None of the Special Interests can rightly be called predatory until it allies itself with government. Here is the real stigma attached to sugar, oil, and other odious specials which have brought the so-called ‘Interests’ into bad repute. But of late Philanthropy has been despoiling the interests of their most facile weapon, taxation. St. Francis no longer takes the open road bent upon errands of mercy. He light-heartedly boards a tram for the Halls of Legislation. That is the simplest way ‘to fix the matter up.’ Instead of helping our neighbor in the old-fashioned way, modern philanthropy is more constructive. It is teaching him to go to the public treasury and help himself.

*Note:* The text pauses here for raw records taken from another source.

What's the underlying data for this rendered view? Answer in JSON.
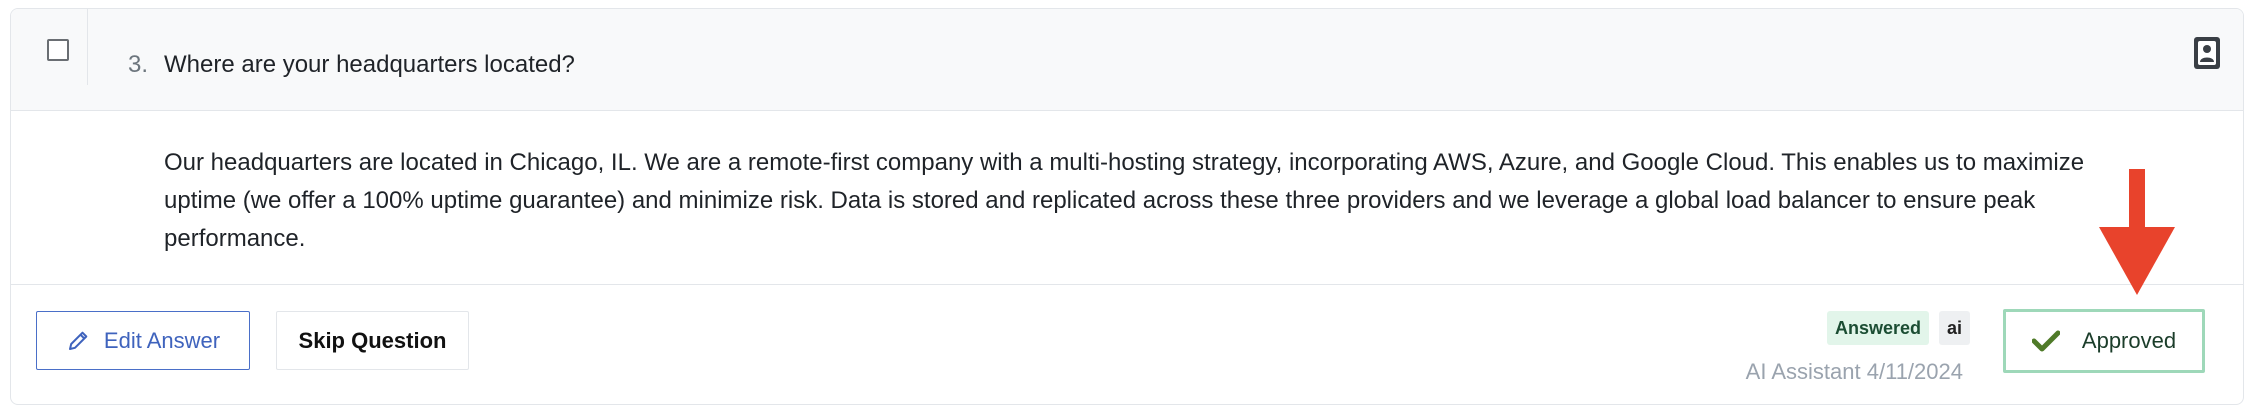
{
  "question": {
    "number": "3.",
    "text": "Where are your headquarters located?"
  },
  "answer": {
    "text": "Our headquarters are located in Chicago, IL. We are a remote-first company with a multi-hosting strategy, incorporating AWS, Azure, and Google Cloud. This enables us to maximize uptime (we offer a 100% uptime guarantee) and minimize risk. Data is stored and replicated across these three providers and we leverage a global load balancer to ensure peak performance."
  },
  "actions": {
    "edit_label": "Edit Answer",
    "skip_label": "Skip Question",
    "approved_label": "Approved"
  },
  "status": {
    "answered_badge": "Answered",
    "source_badge": "ai",
    "author": "AI Assistant",
    "date": "4/11/2024"
  },
  "icons": {
    "checkbox": "checkbox-unchecked",
    "contact": "contact-card-icon",
    "edit": "pencil-icon",
    "approved": "checkmark-icon",
    "annotation": "red-arrow-down"
  },
  "colors": {
    "edit_accent": "#3f63bd",
    "approved_border": "#9ed8b9",
    "approved_check": "#4f7a28",
    "answered_badge_bg": "#e2f5ea",
    "annotation_arrow": "#e8432c"
  }
}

Mind you, there is nothing indecorous about these newer interests, — none of the rough scrambling for concessions as among the old money barons under the robust régime of plutocracy. All is courteous and generous-minded. The advocates of the six-hour day for workingmen graciously wave forward the advocates of the eight-hour day with, ‘After you. There is enough to go round and plenty for everybody.’

Any theory is harmless so long as it good-naturedly submits to the law of the survival of the fittest. That is the real gospel of Democracy. Everybody given a chance, and everybody a good listener. Since religion accepted these terms, it has been getting along amicably with its neighbors. We have abolished the rack, and instituted the religious quarterly and Parliaments of Religion. Conflicting theories can fight the matter out in debate till everybody is convinced or bored and no particular harm is done. It is the subsidized theory which is dangerous. If, for example, Comparative Religion were to add to its arrogant demeanor the ancient weapon of the law, we should think it highly predatory. Fortunately Schwartzenburg has not gone into politics.

We must treat some of the pretentious chivalry of the Special Interests with restrained admiration. There is a skeleton in their closet. Brotherly love, on which the Public-Service sciences are builded, presupposes sacrifice. But ‘love, justice, self-sacrifice,’ as Nietzsche points out, ‘are generally praised by the wrong people. You talk of selfsacrifice,’ he exclaims to his contemporaries, ‘but you have nothing to sacrifice. You are weak persons who desire that others should sacrifice themselves to you.’

Heretofore the Millennium has been deemed a spiritual task. It involved a cross. Religion has, in the past, bred men and women extravagantly willing to pay for their unselfish dream out of their own earnings. Martyr’s blood has enriched the programme of the saints. But the Millennium is now in the hands of less robust teachers. It is no longer the gospel of sacrifice, but a dexterous triumph of legislation.

There is many a facile programme for bringing in the kingdom of happiness here on earth. We are persuaded that if only we can get more — more health, more money for our labor, more comforts and play — we shall have solved our problems and supplied our moral deficiencies. But, despite our restless efforts for the common good, we are not made brothers. The disintegrating forces of envy and suspicion are tearing at the heart of life. The special interests of the ‘have-nots’ do battle with the special interests of the ‘haves,’ and while both are ‘cajoling and cudgeling the state’ into granting concessions, they cleave us further asunder.

‘The atmosphere of a common will’ can come not by the monopoly of any special interest nor yet by magnanimous concessions to pity, but by the regenerating power of a great idea. Religion claims this power. But she too, in the lean seasons of her loyalty, became a special interest. Then Humanitarianism undertook the neglected task. Because her chivalrous intention led us to expect the best, we will not accept from her a meagre millennium of loaves and fishes for the poor.

We have lately seen how, in England, a new patriotism inspired by the war has welded together the dissenting and predatory groups into self-forgetful servants of the state. Religion, if we despair not of her, will yet again lift us out of our separate interests and make us partners in the tasks of life.